Every shadow I saw was really cool looking. If you think of the characters in peewee'peewee' playhouse that's kind of how these beings looked to me. Speed limit signs, fire hydrants, stop signs. It was a whole new world to me. The cell tower on the side of the interstate was completely invisible except for the bright shimmering light on top that was flashing and moving vertically so it actually looked like a fireworks finale! I started giggling.

I made it home and I didn't want this to end so I took another line of 15mg and ate 7.5mg orally... smart right? I had the next day off so I figured if I couldn't sleep then oh well I'd do it tomorrow. I watched the paintings in my room show me entire scenes of boats rocking on crashing waves and dolphins jumping. Another painting of a mountain transformed into a giant face or an orangutan that popped out in 3d form looking at me. The letters on the screen of my cell phone danced around like a ouija board. I felt in an entirely different planE of existence. I hadn't felt like this since my ecstacy and ketamine binges in 2000.

About 4am (70 hours into the binge) and 575mg total... I laid down and decided to let myself come down. I thought it would be rough since I'd never taken this much adderall... not even close. I closed my eyes and let myself drift off to the auditory hallucinations of the electrical buzz of the turned off television set, the perussive rhythm of the ceiling fan, and a laser light show in my own minds eye. I fell asleep completely content and woke up this morning at 730am completely refreshed and in no way hungover or depressed. My emotional clarity is still here and I have plenty of energy.

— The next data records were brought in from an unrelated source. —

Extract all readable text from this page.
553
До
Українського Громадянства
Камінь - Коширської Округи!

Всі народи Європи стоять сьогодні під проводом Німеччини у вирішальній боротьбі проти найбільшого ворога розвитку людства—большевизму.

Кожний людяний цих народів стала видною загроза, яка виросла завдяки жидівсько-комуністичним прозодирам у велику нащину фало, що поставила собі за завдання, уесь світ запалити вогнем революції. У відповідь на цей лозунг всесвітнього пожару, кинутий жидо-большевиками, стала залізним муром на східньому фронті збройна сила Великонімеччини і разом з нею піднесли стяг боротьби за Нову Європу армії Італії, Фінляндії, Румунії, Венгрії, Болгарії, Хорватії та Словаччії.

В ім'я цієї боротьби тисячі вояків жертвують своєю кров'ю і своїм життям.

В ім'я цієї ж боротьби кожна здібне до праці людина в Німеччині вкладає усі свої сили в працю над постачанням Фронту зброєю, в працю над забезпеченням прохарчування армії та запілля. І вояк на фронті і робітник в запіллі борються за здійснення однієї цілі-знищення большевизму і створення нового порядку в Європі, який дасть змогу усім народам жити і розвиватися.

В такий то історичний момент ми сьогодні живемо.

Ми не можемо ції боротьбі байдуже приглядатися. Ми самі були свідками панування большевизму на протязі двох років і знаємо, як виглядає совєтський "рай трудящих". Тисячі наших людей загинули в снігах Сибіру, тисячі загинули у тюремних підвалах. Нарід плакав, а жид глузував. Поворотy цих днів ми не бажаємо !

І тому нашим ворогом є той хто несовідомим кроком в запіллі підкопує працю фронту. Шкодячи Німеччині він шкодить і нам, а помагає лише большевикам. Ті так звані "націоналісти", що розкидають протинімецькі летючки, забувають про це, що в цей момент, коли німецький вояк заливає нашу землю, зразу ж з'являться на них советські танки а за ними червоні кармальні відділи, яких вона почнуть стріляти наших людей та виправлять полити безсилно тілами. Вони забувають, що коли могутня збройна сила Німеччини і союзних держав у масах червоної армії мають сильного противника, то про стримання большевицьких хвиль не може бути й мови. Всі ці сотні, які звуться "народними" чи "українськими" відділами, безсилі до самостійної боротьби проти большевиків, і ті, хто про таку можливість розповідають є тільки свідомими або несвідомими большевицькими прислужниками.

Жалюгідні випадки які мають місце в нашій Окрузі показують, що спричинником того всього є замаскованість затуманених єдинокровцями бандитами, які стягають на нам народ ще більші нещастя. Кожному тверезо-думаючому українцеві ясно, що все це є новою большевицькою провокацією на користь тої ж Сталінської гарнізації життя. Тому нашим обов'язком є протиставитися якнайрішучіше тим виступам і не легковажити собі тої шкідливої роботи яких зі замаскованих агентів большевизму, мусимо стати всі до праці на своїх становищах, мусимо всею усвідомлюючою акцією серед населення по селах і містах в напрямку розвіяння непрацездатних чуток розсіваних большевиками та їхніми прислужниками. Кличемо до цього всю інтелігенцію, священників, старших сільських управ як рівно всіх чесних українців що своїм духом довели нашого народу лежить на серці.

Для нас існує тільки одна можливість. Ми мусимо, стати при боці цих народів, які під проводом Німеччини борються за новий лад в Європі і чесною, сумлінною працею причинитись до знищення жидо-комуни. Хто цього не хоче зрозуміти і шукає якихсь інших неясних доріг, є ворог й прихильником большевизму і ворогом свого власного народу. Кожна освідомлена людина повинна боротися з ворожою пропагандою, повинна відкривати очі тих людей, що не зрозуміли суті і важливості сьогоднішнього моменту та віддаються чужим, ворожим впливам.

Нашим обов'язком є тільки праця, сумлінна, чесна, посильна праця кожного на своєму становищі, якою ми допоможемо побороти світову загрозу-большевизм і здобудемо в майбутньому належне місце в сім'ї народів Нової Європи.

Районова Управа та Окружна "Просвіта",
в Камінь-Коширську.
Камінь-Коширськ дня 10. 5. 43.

I could see why this is a desirable journey for people! Thank you for reading my story!
 
That's cool sounds like you had a good time. I am glad you made it through the journey with positive experiences and emotions. Just be careful in the future, sounds like you know what you are doing though so I hope you will be okay the next time.
 
Def sounds like a good time, and for better or worse drugs can help you through short periods of hard times. However I feel the need to say that drugs in general will never ultimately lead to any "seriously promising opportunities". If this is the first time you went all out of course it was fun, and probably feels like you discovered this magical thing. But as I'm sure you know, the highs operate with diminishing returns, and there's a host of health problems abusing any drug- especially amphetamines. Not to be a downer or lecture but that one statement caught me.
 
For sure but having the pharmacy resources I have available to me and the knowedge of available treatments I now have a better idea of which direction my psychiatrist needs to take when I see him may 5th. Need to focus less on depression and more on focus and anxiety because once I'm focused and I'm not fixating on fears or past hurts that depression lifts.

I've made notes :).
 
I'm glad you are OK. Be careful with the Adderall/Dexedrine as you could wind up addicted to it, or become out of control frequently on it like you are with alcohol. Stay safe.
 
Thanks! Alcohol is a no go for me because of a physical restriction with my intestines. It goes straight to the small intestine so it's too rapidly introduced into my blood stream.. voila black out.